Realny koszt pracy wyznacza jego relacja do wydajności pracy
Pracodawcy coraz bardziej niepokoją się rosnącymi płacami, lecz opinii publicznej problem jest prezentowany w postaci niepełnej, a czasem wręcz mylącej. Oto „Rzeczpospolita” z 6 kwietnia, w komentarzu „Coraz mniej konkurencyjni”, zamieściła dane Instytutu Badań nad Gospodarką Rynkową, które sprowadzają się do banalnego stwierdzenia, że rosną płace, a wraz z nimi świadczenia obowiązkowe ze strony pracodawcy. Płace godzinowe i miesięczne przedstawiono w dolarach, co ma walor porównawczy, ale zawiera też niewiadome. Na przykład — jaki zastosowano przelicznik? Kurs walutowy czy parytet siły nabywczej (PPP)? Różnica jest niemal dwukrotna. Dla roku 1998 podano średnią płacę wysokości 374 dolarów, co odpowiada 1306 złotych po ówczesnym średnim kursie 3,49 PLN/USD. Ale wielkość dolarowa zmienia się wraz z kursem, zaś w kraju płaca jest w danym momencie nadal taka sama.
Porównania międzynarodowe są najeżone ukrytymi pułapkami. Z przeliczenia danych Rocznika Statystycznego GUS wynika, że w roku 1998 koszt pracy na jednego pracującego (nie mylić z zatrudnionym!) wyniósł w Polsce 4,6 tys. USD, a w Niemczech — 31,5 tys. (patrz tabela). Jednocześnie statystyka Komisji Europejskiej („Europaeische Wirtschaft” nr 70/2000) podaje, że udział płacy w PKB Niemiec (też w 1998 r.) wynosił 68,1 proc., co w przeliczeniu danych GUS wynosi 40,5 tys.

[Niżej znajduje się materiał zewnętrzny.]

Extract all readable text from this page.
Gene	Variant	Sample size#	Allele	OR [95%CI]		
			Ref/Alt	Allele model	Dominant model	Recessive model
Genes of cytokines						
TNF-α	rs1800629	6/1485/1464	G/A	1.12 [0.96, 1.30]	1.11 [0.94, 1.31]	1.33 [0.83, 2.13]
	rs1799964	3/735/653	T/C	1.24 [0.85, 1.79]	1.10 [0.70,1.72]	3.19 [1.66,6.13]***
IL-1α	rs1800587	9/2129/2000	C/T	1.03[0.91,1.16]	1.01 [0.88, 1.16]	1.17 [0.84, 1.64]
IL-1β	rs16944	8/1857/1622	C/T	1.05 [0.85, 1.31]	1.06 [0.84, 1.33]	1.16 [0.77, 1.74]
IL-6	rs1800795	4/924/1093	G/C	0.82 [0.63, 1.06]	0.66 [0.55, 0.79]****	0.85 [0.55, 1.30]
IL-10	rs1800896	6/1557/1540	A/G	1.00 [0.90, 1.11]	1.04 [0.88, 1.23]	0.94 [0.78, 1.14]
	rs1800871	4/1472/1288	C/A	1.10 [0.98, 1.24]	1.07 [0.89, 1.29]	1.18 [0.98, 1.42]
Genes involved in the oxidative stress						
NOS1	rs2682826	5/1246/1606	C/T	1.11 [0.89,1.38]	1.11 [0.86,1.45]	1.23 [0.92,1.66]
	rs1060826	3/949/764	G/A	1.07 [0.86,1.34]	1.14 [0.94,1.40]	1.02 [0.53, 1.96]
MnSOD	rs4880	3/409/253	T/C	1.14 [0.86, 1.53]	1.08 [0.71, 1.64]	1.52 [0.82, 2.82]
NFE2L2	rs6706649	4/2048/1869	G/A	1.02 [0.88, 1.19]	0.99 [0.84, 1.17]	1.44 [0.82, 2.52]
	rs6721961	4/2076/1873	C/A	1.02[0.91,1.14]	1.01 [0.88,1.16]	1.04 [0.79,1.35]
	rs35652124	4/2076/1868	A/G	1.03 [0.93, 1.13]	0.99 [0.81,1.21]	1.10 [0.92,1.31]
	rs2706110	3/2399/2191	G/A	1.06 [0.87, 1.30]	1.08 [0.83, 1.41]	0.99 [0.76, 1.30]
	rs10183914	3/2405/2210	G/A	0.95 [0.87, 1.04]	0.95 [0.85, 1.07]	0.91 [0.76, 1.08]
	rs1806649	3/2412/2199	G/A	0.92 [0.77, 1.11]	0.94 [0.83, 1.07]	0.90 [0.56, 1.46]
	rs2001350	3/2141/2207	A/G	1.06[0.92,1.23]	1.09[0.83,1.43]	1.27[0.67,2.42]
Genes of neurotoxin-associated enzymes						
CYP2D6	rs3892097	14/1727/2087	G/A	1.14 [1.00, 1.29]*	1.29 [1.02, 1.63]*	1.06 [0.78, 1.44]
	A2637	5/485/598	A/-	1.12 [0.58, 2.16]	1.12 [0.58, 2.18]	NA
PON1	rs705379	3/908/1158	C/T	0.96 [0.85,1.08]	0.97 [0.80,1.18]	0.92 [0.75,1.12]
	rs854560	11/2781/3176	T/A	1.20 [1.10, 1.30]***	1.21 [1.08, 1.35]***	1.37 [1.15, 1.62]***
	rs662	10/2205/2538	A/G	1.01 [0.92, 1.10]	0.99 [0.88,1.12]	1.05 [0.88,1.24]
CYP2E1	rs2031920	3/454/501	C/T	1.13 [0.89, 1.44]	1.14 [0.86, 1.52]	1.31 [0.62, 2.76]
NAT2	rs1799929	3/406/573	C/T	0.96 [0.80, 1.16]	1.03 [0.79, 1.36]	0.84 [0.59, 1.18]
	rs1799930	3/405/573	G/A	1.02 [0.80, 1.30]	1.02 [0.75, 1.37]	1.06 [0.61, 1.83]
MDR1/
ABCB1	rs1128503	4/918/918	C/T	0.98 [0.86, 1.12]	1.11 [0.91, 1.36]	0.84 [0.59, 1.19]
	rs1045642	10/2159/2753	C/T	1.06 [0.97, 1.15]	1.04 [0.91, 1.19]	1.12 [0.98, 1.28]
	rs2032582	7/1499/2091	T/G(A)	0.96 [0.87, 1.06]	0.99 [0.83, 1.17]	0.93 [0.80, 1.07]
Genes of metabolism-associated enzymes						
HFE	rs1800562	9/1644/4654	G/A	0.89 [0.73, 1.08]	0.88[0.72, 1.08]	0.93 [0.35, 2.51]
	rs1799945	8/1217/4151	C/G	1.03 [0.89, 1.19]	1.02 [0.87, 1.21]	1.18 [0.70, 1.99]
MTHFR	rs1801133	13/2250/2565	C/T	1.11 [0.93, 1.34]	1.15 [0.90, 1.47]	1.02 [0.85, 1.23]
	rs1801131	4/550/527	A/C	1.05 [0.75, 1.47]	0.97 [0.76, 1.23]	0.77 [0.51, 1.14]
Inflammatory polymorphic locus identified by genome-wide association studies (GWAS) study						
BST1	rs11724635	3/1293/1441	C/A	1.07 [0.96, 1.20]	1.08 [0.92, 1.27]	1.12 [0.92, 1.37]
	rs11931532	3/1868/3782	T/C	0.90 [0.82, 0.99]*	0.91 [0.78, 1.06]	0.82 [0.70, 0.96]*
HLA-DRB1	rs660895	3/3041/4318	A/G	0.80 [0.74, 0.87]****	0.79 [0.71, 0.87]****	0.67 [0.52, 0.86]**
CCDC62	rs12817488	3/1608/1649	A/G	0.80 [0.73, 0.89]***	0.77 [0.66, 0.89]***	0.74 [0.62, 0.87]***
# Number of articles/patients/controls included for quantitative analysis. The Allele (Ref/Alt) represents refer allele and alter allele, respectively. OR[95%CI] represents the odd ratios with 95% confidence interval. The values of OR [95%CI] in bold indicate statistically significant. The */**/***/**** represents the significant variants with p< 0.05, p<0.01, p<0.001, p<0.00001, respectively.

USD na pracownika, czyli o 9 tys. USD więcej od kosztu pracy! Jest to oczywiście niemożliwe. Płaca nie może być większa od kosztu pracy. „Statistical Abstract of the U.S. 2000” przedstawia procentowe składniki kosztu pracy w 29 krajach (1998 r.), a jego wielkości podaje w dolarach — według PPP. Na tej liście Polska zajmuje trzecie miejsce od końca (12,7 tys. USD), a Niemcy — drugie od góry (35 863 USD). Świadczenia obowiązkowe pracodawcy są rzeczywiście najwyższe w Polsce. Stanowią one średnio 33 proc. kosztu pracy, natomiast w UE sięgają przeważnie od 21 do 28 proc., w Wielkiej Brytanii wynoszą tylko 9 proc., a w Niemczech — 17 proc.
Podstawowy problem polega jednak na czym innym. Otóż z punktu widzenia konkurencyjności produkcji wcale nie jest istotna bezwzględna wielkość płacy. Tym najważniejszym kryterium jest relacja kosztu pracy do wydajności pracy, którą określa wielkość wartości dodanej w przeliczeniu na jednego pracującego. W Polsce jest to miernik skomplikowany z powodu występującej tu asymetrii: na rolnictwo przypada ponad 27 proc. pracujących, lecz tylko 4,7 proc. globalnej wartości dodanej. Dane tabeli o Polsce ukazują PKB w skali całej gospodarki, a koszt pracy — mimo że całość dotyczy 1998 r. — jest liczony według zasad wprowadzonych w 1999 r.
Wyniki przedstawione w tabeli ukazują z jednej strony, jak bardzo nam daleko do Unii Europejskiej, z drugiej zaś dowodzą, że w ujęciu makroekonomicznym realny koszt pracy jest u nas niższy niż w najwyżej rozwiniętych krajach Unii. Należy więc sądzić, że główne przyczyny niskiej konkurencyjności leżą poza sferą płacową.